“Barang selundupan ini merusak iklim usaha yang sehat, pengusaha dalam negeri yang sudah membayar pajak harus kita lindungi usahanya dengan menutup pintu bagi barang selundupan. Keselamatan masyarakat juga terancam karena tidak terjaminnya standar kualitas barang. Selain itu potensi penerimaan negara dari pajak juga hilang. Mengingat besarnya dampak dari penyelundupan ini pemerintah harus serius mengatasinya”, kata Ecky di Senayan, Kamis (7/3).
Menurut anggota Fraksi PKS tersebut saat ini adalah masa yang krusial bagi industri dalam negeri karena serbuan barang impor, terutama dari China, sedang marak akibat berkurangnya pasar ekspor di Eropa yang sedang dihantam krisis. Defisit perdagangan Indonesia dengan China pada tahun 2011 tercatat mencapai 3 miliar dolar AS, atau naik 50 persen dibanding tahun sebelumnya. Besarnya defisit ini menurut Ecky juga harus membuat pemerintah mewaspadai gelombang impor dari jalur ilegal.

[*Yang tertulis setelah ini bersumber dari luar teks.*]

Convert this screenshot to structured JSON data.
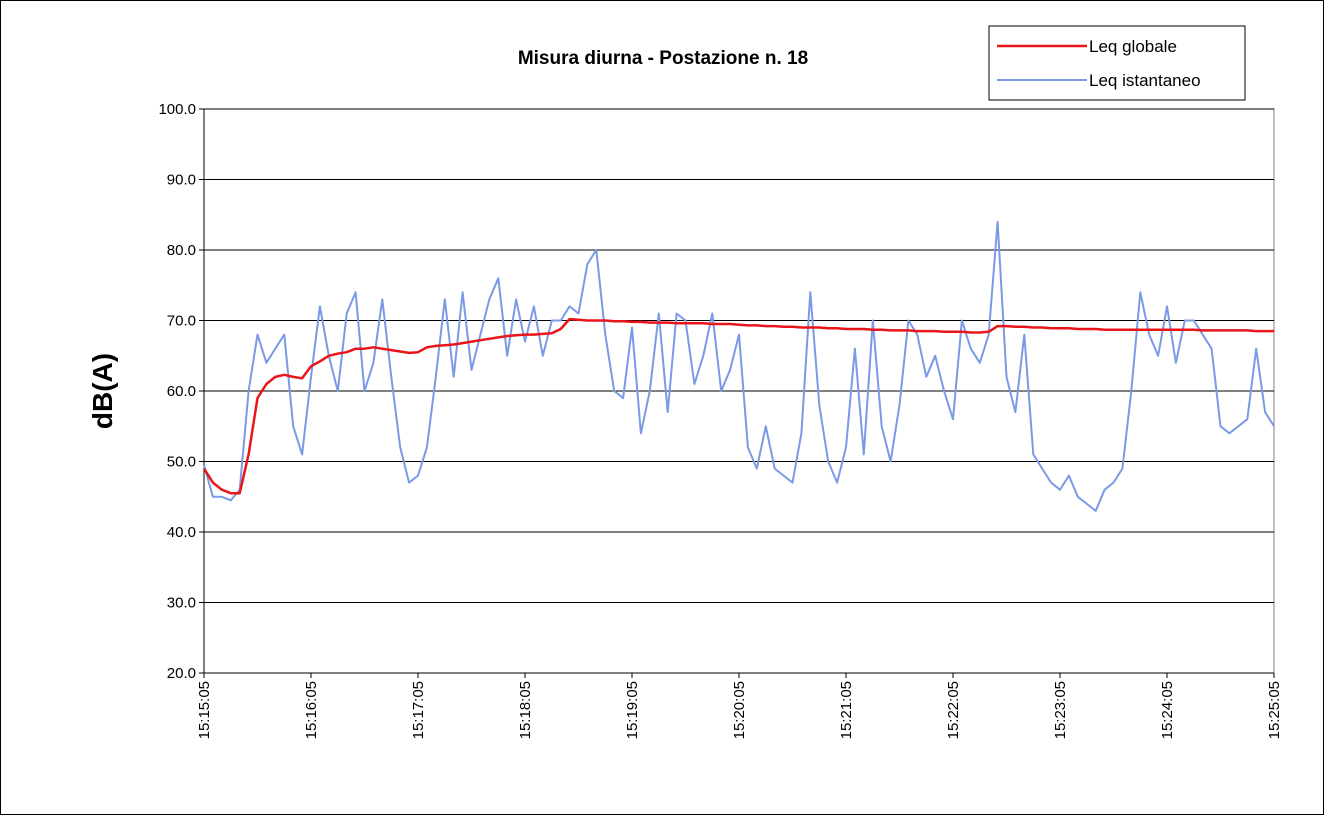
{
  "chart_data": {
    "type": "line",
    "title": "Misura diurna - Postazione n. 18",
    "y_label": "dB(A)",
    "categories": [
      "15:15:05",
      null,
      null,
      null,
      null,
      null,
      null,
      null,
      null,
      null,
      null,
      null,
      "15:16:05",
      null,
      null,
      null,
      null,
      null,
      null,
      null,
      null,
      null,
      null,
      null,
      "15:17:05",
      null,
      null,
      null,
      null,
      null,
      null,
      null,
      null,
      null,
      null,
      null,
      "15:18:05",
      null,
      null,
      null,
      null,
      null,
      null,
      null,
      null,
      null,
      null,
      null,
      "15:19:05",
      null,
      null,
      null,
      null,
      null,
      null,
      null,
      null,
      null,
      null,
      null,
      "15:20:05",
      null,
      null,
      null,
      null,
      null,
      null,
      null,
      null,
      null,
      null,
      null,
      "15:21:05",
      null,
      null,
      null,
      null,
      null,
      null,
      null,
      null,
      null,
      null,
      null,
      "15:22:05",
      null,
      null,
      null,
      null,
      null,
      null,
      null,
      null,
      null,
      null,
      null,
      "15:23:05",
      null,
      null,
      null,
      null,
      null,
      null,
      null,
      null,
      null,
      null,
      null,
      "15:24:05",
      null,
      null,
      null,
      null,
      null,
      null,
      null,
      null,
      null,
      null,
      null,
      "15:25:05"
    ],
    "series": [
      {
        "name": "Leq globale",
        "color": "#e8161a",
        "values": [
          49,
          47,
          46,
          45.5,
          45.5,
          51,
          59,
          61,
          62,
          62.3,
          62,
          61.8,
          63.5,
          64.2,
          65,
          65.3,
          65.5,
          66,
          66,
          66.2,
          66,
          65.8,
          65.6,
          65.4,
          65.5,
          66.2,
          66.4,
          66.5,
          66.6,
          66.8,
          67,
          67.2,
          67.4,
          67.6,
          67.8,
          67.9,
          68,
          68,
          68.1,
          68.2,
          68.8,
          70.2,
          70.1,
          70,
          70,
          70,
          69.9,
          69.9,
          69.8,
          69.8,
          69.7,
          69.7,
          69.7,
          69.6,
          69.6,
          69.6,
          69.6,
          69.5,
          69.5,
          69.5,
          69.4,
          69.3,
          69.3,
          69.2,
          69.2,
          69.1,
          69.1,
          69.0,
          69.0,
          69.0,
          68.9,
          68.9,
          68.8,
          68.8,
          68.8,
          68.7,
          68.7,
          68.6,
          68.6,
          68.6,
          68.5,
          68.5,
          68.5,
          68.4,
          68.4,
          68.4,
          68.3,
          68.3,
          68.4,
          69.2,
          69.2,
          69.1,
          69.1,
          69.0,
          69.0,
          68.9,
          68.9,
          68.9,
          68.8,
          68.8,
          68.8,
          68.7,
          68.7,
          68.7,
          68.7,
          68.7,
          68.7,
          68.7,
          68.7,
          68.7,
          68.7,
          68.7,
          68.6,
          68.6,
          68.6,
          68.6,
          68.6,
          68.6,
          68.5,
          68.5,
          68.5
        ]
      },
      {
        "name": "Leq istantaneo",
        "color": "#7a9ae6",
        "values": [
          49.5,
          45,
          45,
          44.5,
          46,
          60,
          68,
          64,
          66,
          68,
          55,
          51,
          62,
          72,
          65,
          60,
          71,
          74,
          60,
          64,
          73,
          62,
          52,
          47,
          48,
          52,
          62,
          73,
          62,
          74,
          63,
          68,
          73,
          76,
          65,
          73,
          67,
          72,
          65,
          70,
          70,
          72,
          71,
          78,
          80,
          68,
          60,
          59,
          69,
          54,
          60,
          71,
          57,
          71,
          70,
          61,
          65,
          71,
          60,
          63,
          68,
          52,
          49,
          55,
          49,
          48,
          47,
          54,
          74,
          58,
          50,
          47,
          52,
          66,
          51,
          70,
          55,
          50,
          58,
          70,
          68,
          62,
          65,
          60,
          56,
          70,
          66,
          64,
          68,
          84,
          62,
          57,
          68,
          51,
          49,
          47,
          46,
          48,
          45,
          44,
          43,
          46,
          47,
          49,
          60,
          74,
          68,
          65,
          72,
          64,
          70,
          70,
          68,
          66,
          55,
          54,
          55,
          56,
          66,
          57,
          55
        ]
      }
    ],
    "ylim": [
      20,
      100
    ],
    "yticks": [
      {
        "value": 20,
        "label": "20.0"
      },
      {
        "value": 30,
        "label": "30.0"
      },
      {
        "value": 40,
        "label": "40.0"
      },
      {
        "value": 50,
        "label": "50.0"
      },
      {
        "value": 60,
        "label": "60.0"
      },
      {
        "value": 70,
        "label": "70.0"
      },
      {
        "value": 80,
        "label": "80.0"
      },
      {
        "value": 90,
        "label": "90.0"
      },
      {
        "value": 100,
        "label": "100.0"
      }
    ],
    "grid": true,
    "legend": "top-right"
  }
}
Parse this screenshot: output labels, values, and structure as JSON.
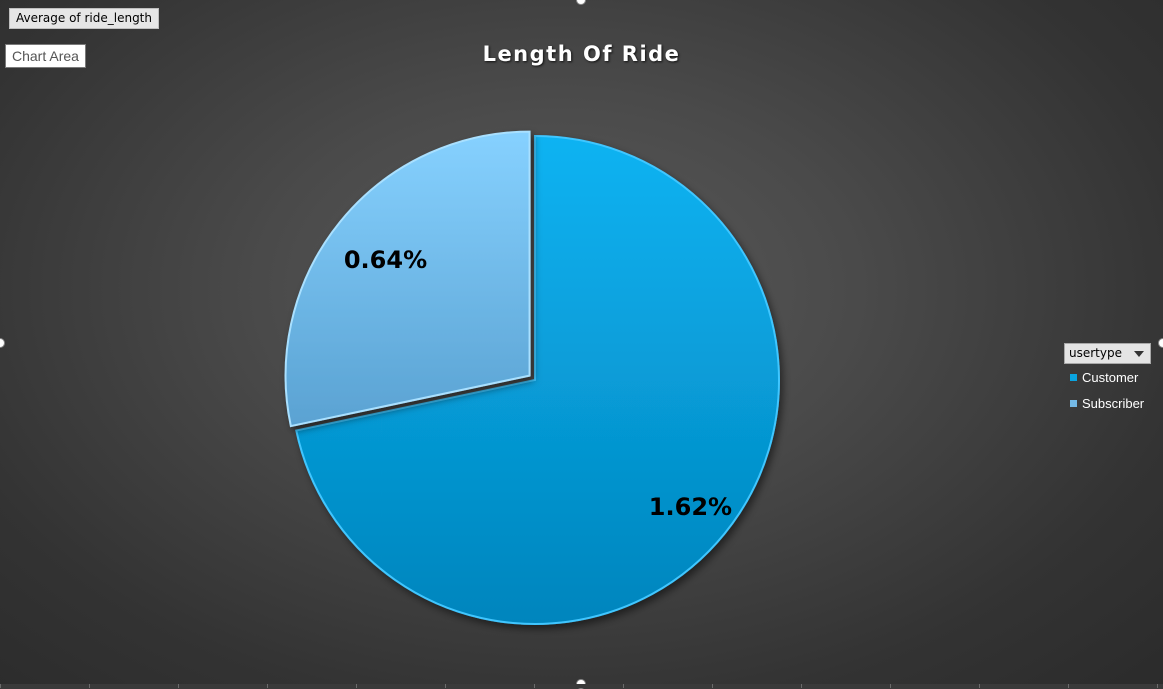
{
  "chart_field_button": "Average of ride_length",
  "tooltip": "Chart Area",
  "legend": {
    "filter_label": "usertype",
    "filter_icon": "dropdown-arrow-icon"
  },
  "colors": {
    "customer": "#0aa4e0",
    "subscriber": "#74b9e6",
    "background": "#3a3a3a"
  },
  "chart_data": {
    "type": "pie",
    "title": "Length Of Ride",
    "categories": [
      "Customer",
      "Subscriber"
    ],
    "values": [
      1.62,
      0.64
    ],
    "labels": [
      "1.62%",
      "0.64%"
    ],
    "legend": "right",
    "exploded": [
      "Subscriber"
    ]
  }
}
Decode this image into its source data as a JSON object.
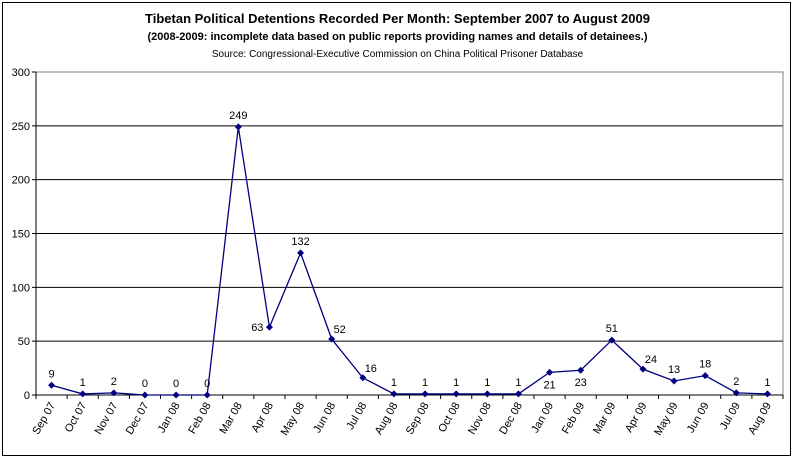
{
  "chart_data": {
    "type": "line",
    "title": "Tibetan Political Detentions Recorded Per Month: September 2007 to August 2009",
    "subtitle": "(2008-2009: incomplete data based on public reports providing names and details of detainees.)",
    "source": "Source: Congressional-Executive Commission on China Political Prisoner Database",
    "xlabel": "",
    "ylabel": "",
    "ylim": [
      0,
      300
    ],
    "yticks": [
      0,
      50,
      100,
      150,
      200,
      250,
      300
    ],
    "grid": true,
    "legend": "none",
    "categories": [
      "Sep 07",
      "Oct 07",
      "Nov 07",
      "Dec 07",
      "Jan 08",
      "Feb 08",
      "Mar 08",
      "Apr 08",
      "May 08",
      "Jun 08",
      "Jul 08",
      "Aug 08",
      "Sep 08",
      "Oct 08",
      "Nov 08",
      "Dec 08",
      "Jan 09",
      "Feb 09",
      "Mar 09",
      "Apr 09",
      "May 09",
      "Jun 09",
      "Jul 09",
      "Aug 09"
    ],
    "series": [
      {
        "values": [
          9,
          1,
          2,
          0,
          0,
          0,
          249,
          63,
          132,
          52,
          16,
          1,
          1,
          1,
          1,
          1,
          21,
          23,
          51,
          24,
          13,
          18,
          2,
          1
        ],
        "color": "#000080"
      }
    ]
  }
}
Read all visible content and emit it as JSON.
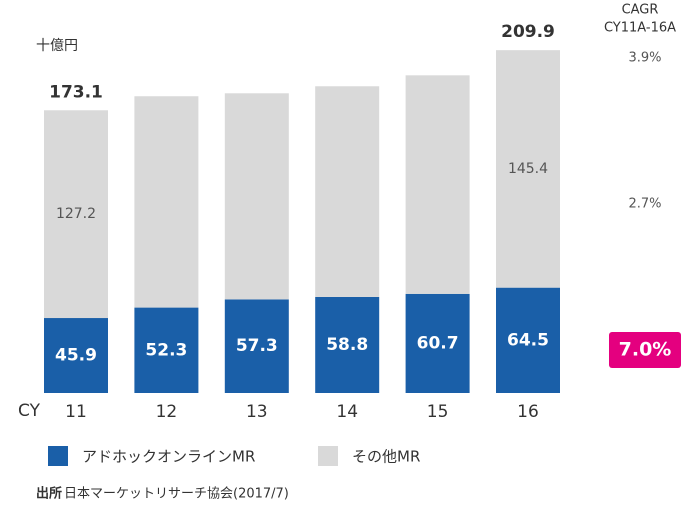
{
  "chart_data": {
    "type": "bar",
    "stacked": true,
    "unit_label": "十億円",
    "x_label": "CY",
    "categories": [
      "11",
      "12",
      "13",
      "14",
      "15",
      "16"
    ],
    "series": [
      {
        "name": "アドホックオンラインMR",
        "color": "#1a5fa8",
        "values": [
          45.9,
          52.3,
          57.3,
          58.8,
          60.7,
          64.5
        ]
      },
      {
        "name": "その他MR",
        "color": "#d9d9d9",
        "values": [
          127.2,
          129.4,
          126.2,
          129.0,
          133.8,
          145.4
        ],
        "value_labels": [
          "127.2",
          null,
          null,
          null,
          null,
          "145.4"
        ]
      }
    ],
    "totals": [
      173.1,
      null,
      null,
      null,
      null,
      209.9
    ],
    "ylim": [
      0,
      240
    ],
    "cagr": {
      "title": "CAGR",
      "subtitle": "CY11A-16A",
      "labels": [
        "3.9%",
        "2.7%",
        "7.0%"
      ],
      "highlight_color": "#e4007f"
    },
    "source": {
      "label": "出所",
      "text": "日本マーケットリサーチ協会(2017/7)"
    }
  }
}
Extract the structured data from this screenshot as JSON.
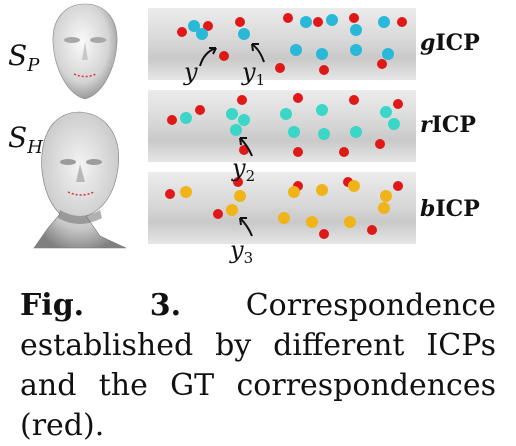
{
  "labels": {
    "sp": {
      "base": "S",
      "sub": "P"
    },
    "sh": {
      "base": "S",
      "sub": "H"
    },
    "y": "y",
    "y1": {
      "base": "y",
      "sub": "1"
    },
    "y2": {
      "base": "y",
      "sub": "2"
    },
    "y3": {
      "base": "y",
      "sub": "3"
    }
  },
  "methods": [
    {
      "prefix": "g",
      "suffix": "ICP"
    },
    {
      "prefix": "r",
      "suffix": "ICP"
    },
    {
      "prefix": "b",
      "suffix": "ICP"
    }
  ],
  "caption": {
    "fig_label": "Fig. 3.",
    "text": "Correspondence established by different ICPs and the GT correspondences (red)."
  },
  "colors": {
    "gt": "#e01818",
    "gicp": "#29b8d8",
    "ricp": "#3ad6c8",
    "bicp": "#f0b418"
  },
  "icons": [
    "face-mesh-image",
    "head-scan-image",
    "arrow-icon"
  ]
}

“Indonesia memiliki sekitar 130 pelabuhan terbuka. Kalau di pelabuhan utama seperti Tanjung Priok saja barang impor ilegal bisa masuk, bagaimana dengan di pelabuhan “tikus” yang lebih tidak terawasi? Beberapa kali ada temuan barang selundupan di pelabuhan Tanjung Priok, ini sangat mengkhawatirkan karena bisa menjadi indikator kondisi pelabuhan lain”, kata Ecky.
Ecky meminta agar Kementerian Perdagangan, Kementerian Perindustrian dan instansi terkait lain bekerjasama mengatasi penyelundupan di pelabuhan di seluruh Indonesia.